Если аплодисменты, значит: или артисты приехали, или опять начальство какое–нибудь пожаловало. Но артисты, они в доме культуры выступать приезжают, за деньги разумеется. А по дворам ходят, песни поют и фокусы разные показывают, это они дураков ищут, ну чтобы эти дураки кровные свои, аж целый рубль, за билет им отвалили. А дураков здесь нет!
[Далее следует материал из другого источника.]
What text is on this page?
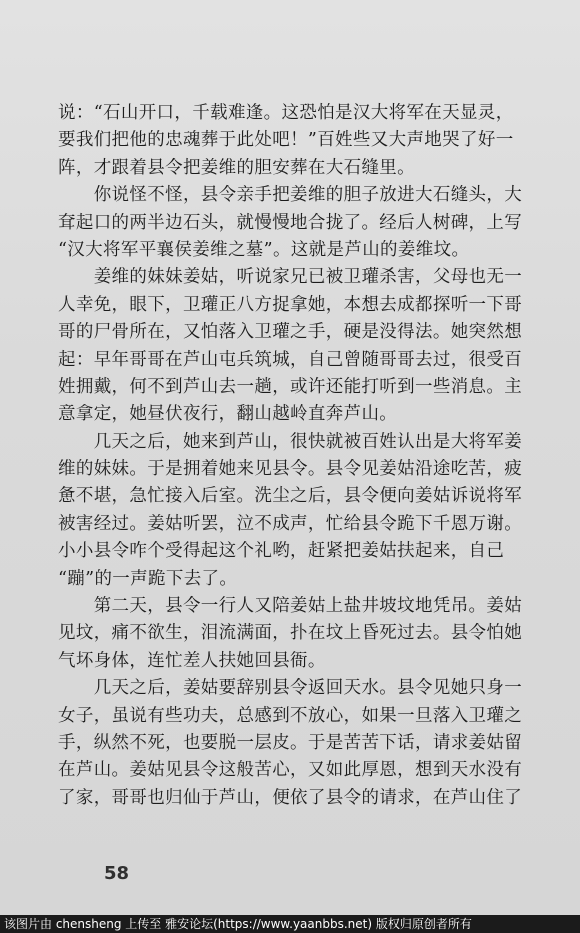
说：“石山开口，千载难逢。这恐怕是汉大将军在天显灵，
要我们把他的忠魂葬于此处吧！”百姓些又大声地哭了好一
阵，才跟着县令把姜维的胆安葬在大石缝里。
　　你说怪不怪，县令亲手把姜维的胆子放进大石缝头，大
耷起口的两半边石头，就慢慢地合拢了。经后人树碑，上写
“汉大将军平襄侯姜维之墓”。这就是芦山的姜维坟。
　　姜维的妹妹姜姑，听说家兄已被卫瓘杀害，父母也无一
人幸免，眼下，卫瓘正八方捉拿她，本想去成都探听一下哥
哥的尸骨所在，又怕落入卫瓘之手，硬是没得法。她突然想
起：早年哥哥在芦山屯兵筑城，自己曾随哥哥去过，很受百
姓拥戴，何不到芦山去一趟，或许还能打听到一些消息。主
意拿定，她昼伏夜行，翻山越岭直奔芦山。
　　几天之后，她来到芦山，很快就被百姓认出是大将军姜
维的妹妹。于是拥着她来见县令。县令见姜姑沿途吃苦，疲
惫不堪，急忙接入后室。洗尘之后，县令便向姜姑诉说将军
被害经过。姜姑听罢，泣不成声，忙给县令跪下千恩万谢。
小小县令咋个受得起这个礼哟，赶紧把姜姑扶起来，自己
“蹦”的一声跪下去了。
　　第二天，县令一行人又陪姜姑上盐井坡坟地凭吊。姜姑
见坟，痛不欲生，泪流满面，扑在坟上昏死过去。县令怕她
气坏身体，连忙差人扶她回县衙。
　　几天之后，姜姑要辞别县令返回天水。县令见她只身一
女子，虽说有些功夫，总感到不放心，如果一旦落入卫瓘之
手，纵然不死，也要脱一层皮。于是苦苦下话，请求姜姑留
在芦山。姜姑见县令这般苦心，又如此厚恩，想到天水没有
了家，哥哥也归仙于芦山，便依了县令的请求，在芦山住了
58
该图片由 chensheng 上传至 雅安论坛(https://www.yaanbbs.net) 版权归原创者所有
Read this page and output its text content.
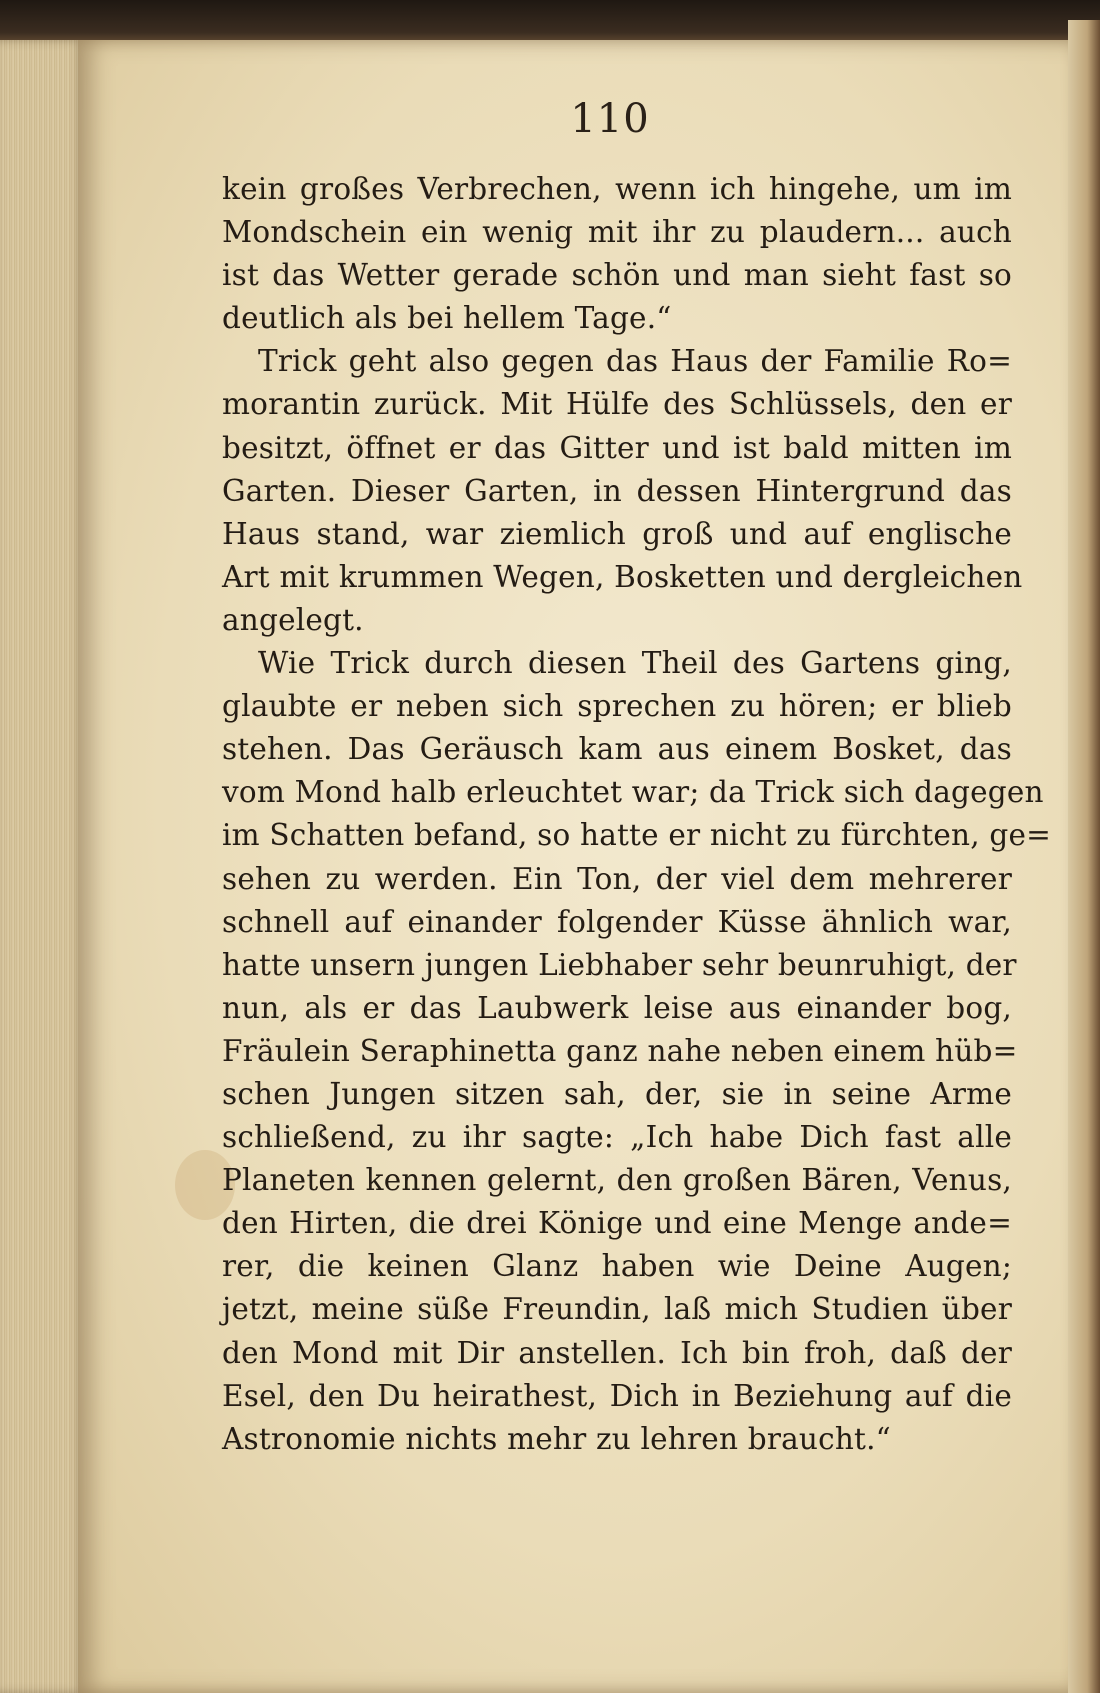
110
kein großes Verbrechen, wenn ich hingehe, um im
Mondschein ein wenig mit ihr zu plaudern... auch
ist das Wetter gerade schön und man sieht fast so
deutlich als bei hellem Tage.“
Trick geht also gegen das Haus der Familie Ro=
morantin zurück. Mit Hülfe des Schlüssels, den er
besitzt, öffnet er das Gitter und ist bald mitten im
Garten. Dieser Garten, in dessen Hintergrund das
Haus stand, war ziemlich groß und auf englische
Art mit krummen Wegen, Bosketten und dergleichen
angelegt.
Wie Trick durch diesen Theil des Gartens ging,
glaubte er neben sich sprechen zu hören; er blieb
stehen. Das Geräusch kam aus einem Bosket, das
vom Mond halb erleuchtet war; da Trick sich dagegen
im Schatten befand, so hatte er nicht zu fürchten, ge=
sehen zu werden. Ein Ton, der viel dem mehrerer
schnell auf einander folgender Küsse ähnlich war,
hatte unsern jungen Liebhaber sehr beunruhigt, der
nun, als er das Laubwerk leise aus einander bog,
Fräulein Seraphinetta ganz nahe neben einem hüb=
schen Jungen sitzen sah, der, sie in seine Arme
schließend, zu ihr sagte: „Ich habe Dich fast alle
Planeten kennen gelernt, den großen Bären, Venus,
den Hirten, die drei Könige und eine Menge ande=
rer, die keinen Glanz haben wie Deine Augen;
jetzt, meine süße Freundin, laß mich Studien über
den Mond mit Dir anstellen. Ich bin froh, daß der
Esel, den Du heirathest, Dich in Beziehung auf die
Astronomie nichts mehr zu lehren braucht.“
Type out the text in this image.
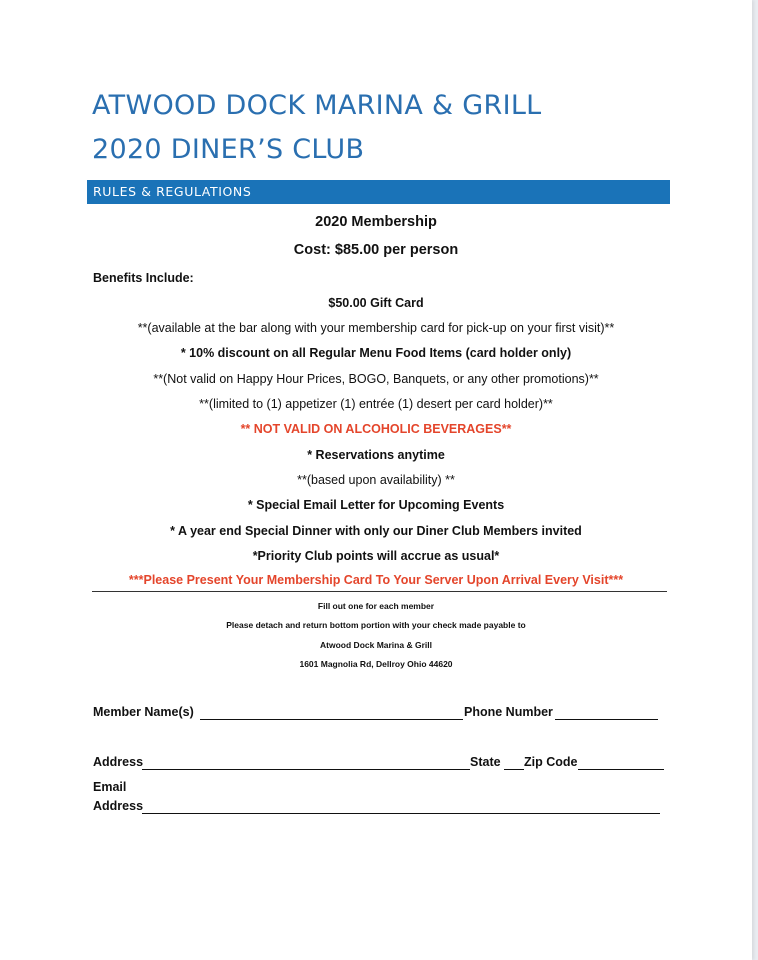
ATWOOD DOCK MARINA & GRILL
2020 DINER’S CLUB
RULES & REGULATIONS
2020 Membership
Cost: $85.00 per person
Benefits Include:
$50.00 Gift Card
**(available at the bar along with your membership card for pick-up on your first visit)**
* 10% discount on all Regular Menu Food Items (card holder only)
**(Not valid on Happy Hour Prices, BOGO, Banquets, or any other promotions)**
**(limited to (1) appetizer (1) entrée (1) desert per card holder)**
** NOT VALID ON ALCOHOLIC BEVERAGES**
* Reservations anytime
**(based upon availability) **
* Special Email Letter for Upcoming Events
* A year end Special Dinner with only our Diner Club Members invited
*Priority Club points will accrue as usual*
***Please Present Your Membership Card To Your Server Upon Arrival Every Visit***
Fill out one for each member
Please detach and return bottom portion with your check made payable to
Atwood Dock Marina & Grill
1601 Magnolia Rd, Dellroy Ohio 44620
Member Name(s)	Phone Number
Address	State Zip Code
Email
Address
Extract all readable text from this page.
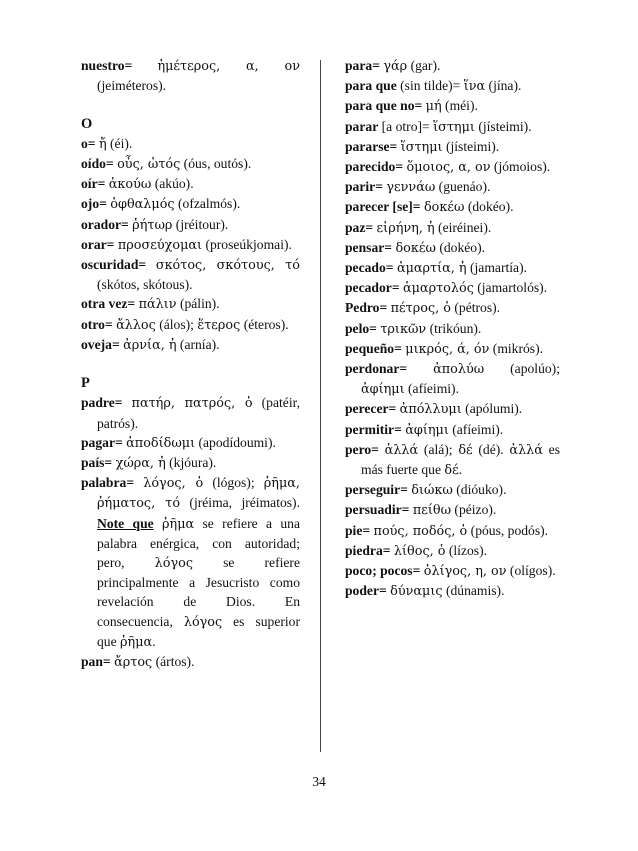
nuestro= ἡμέτερος, α, ον (jeiméteros).

O

o= ἤ (éi).

oído= οὖς, ὠτός (óus, outós).

oír= ἀκούω (akúo).

ojo= ὀφθαλμός (ofzalmós).

orador= ῥήτωρ (jréitour).

orar= προσεύχομαι (proseúkjomai).

oscuridad= σκότος, σκότους, τό (skótos, skótous).

otra vez= πάλιν (pálin).

otro= ἄλλος (álos); ἕτερος (éteros).

oveja= ἀρνία, ἡ (arnía).

P

padre= πατήρ, πατρός, ὁ (patéir, patrós).

pagar= ἀποδίδωμι (apodídoumi).

país= χώρα, ἡ (kjóura).

palabra= λόγος, ὁ (lógos); ῥῆμα, ῥήματος, τό (jréima, jréimatos). Note que ῥῆμα se refiere a una palabra enérgica, con autoridad; pero, λόγος se refiere principalmente a Jesucristo como revelación de Dios. En consecuencia, λόγος es superior que ῥῆμα.

pan= ἄρτος (ártos).

para= γάρ (gar).

para que (sin tilde)= ἵνα (jína).

para que no= μή (méi).

parar [a otro]= ἵστημι (jísteimi).

pararse= ἵστημι (jísteimi).

parecido= ὅμοιος, α, ον (jómoios).

parir= γεννάω (guenáo).

parecer [se]= δοκέω (dokéo).

paz= εἰρήνη, ἡ (eiréinei).

pensar= δοκέω (dokéo).

pecado= ἁμαρτία, ἡ (jamartía).

pecador= ἁμαρτολός (jamartolós).

Pedro= πέτρος, ὁ (pétros).

pelo= τρικῶν (trikóun).

pequeño= μικρός, ά, όν (mikrós).

perdonar= ἀπολύω (apolúo); ἀφίημι (afíeimi).

perecer= ἀπόλλυμι (apólumi).

permitir= ἀφίημι (afíeimi).

pero= ἀλλά (alá); δέ (dé). ἀλλά es más fuerte que δέ.

perseguir= διώκω (dióuko).

persuadir= πείθω (péizo).

pie= πούς, ποδός, ὁ (póus, podós).

piedra= λίθος, ὁ (lízos).

poco; pocos= ὀλίγος, η, ον (olígos).

poder= δύναμις (dúnamis).

34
Если же начальство, то ещё хуже. Это значит, что ругаться оно будет. Начальство, оно всегда ругается, а как же?! Работа у него такая, на трудовых людей ругаться, спокойно жить им не давать. Идёт значит такое вот начальство по двору ругается и указания всякие налево и направо раздаёт: почему лавочки у подъездов в разные цвета покрашены, кстати, плохо покрашены, вон, пооблезали все, это к примеру, хотя пример из самой–пресамой жизни. Но больше всего внезапно приехавшее начальство ругается на то, что трудящиеся выстиранное бельё и прочие вещи во дворе на верёвках сушит. Тебе–то какая разница? Или что, твоя жена портки тебе не стирает что–ли, в грязных ходишь? Да вряд–ли, вон весь какой наглаженный, аж блестит весь. Значит стирает, а где сушит? Правильно, во дворе. А все эти кровопийцы–управдомы, да ещё в обязательном порядке тётки какие–то, нет не местные, неизвестно откуда, сразу же одобрять и возмущаться начинают и бельё, заметьте, не ихнее бельё, с верёвок прямо срывают, в охапку, и куда оно, бельё, потом девается, до сих пор никто не знает. А начальство, начальство смотрит на всё это, довольным становится и ругаться прекращает, отдыхает стало быть, потому что ему ещё в соседнем дворе предстоит ругаться, а там, дальше, ещё дворы есть. Теперь поняли, почему трудовой народ не любит аплодисменты?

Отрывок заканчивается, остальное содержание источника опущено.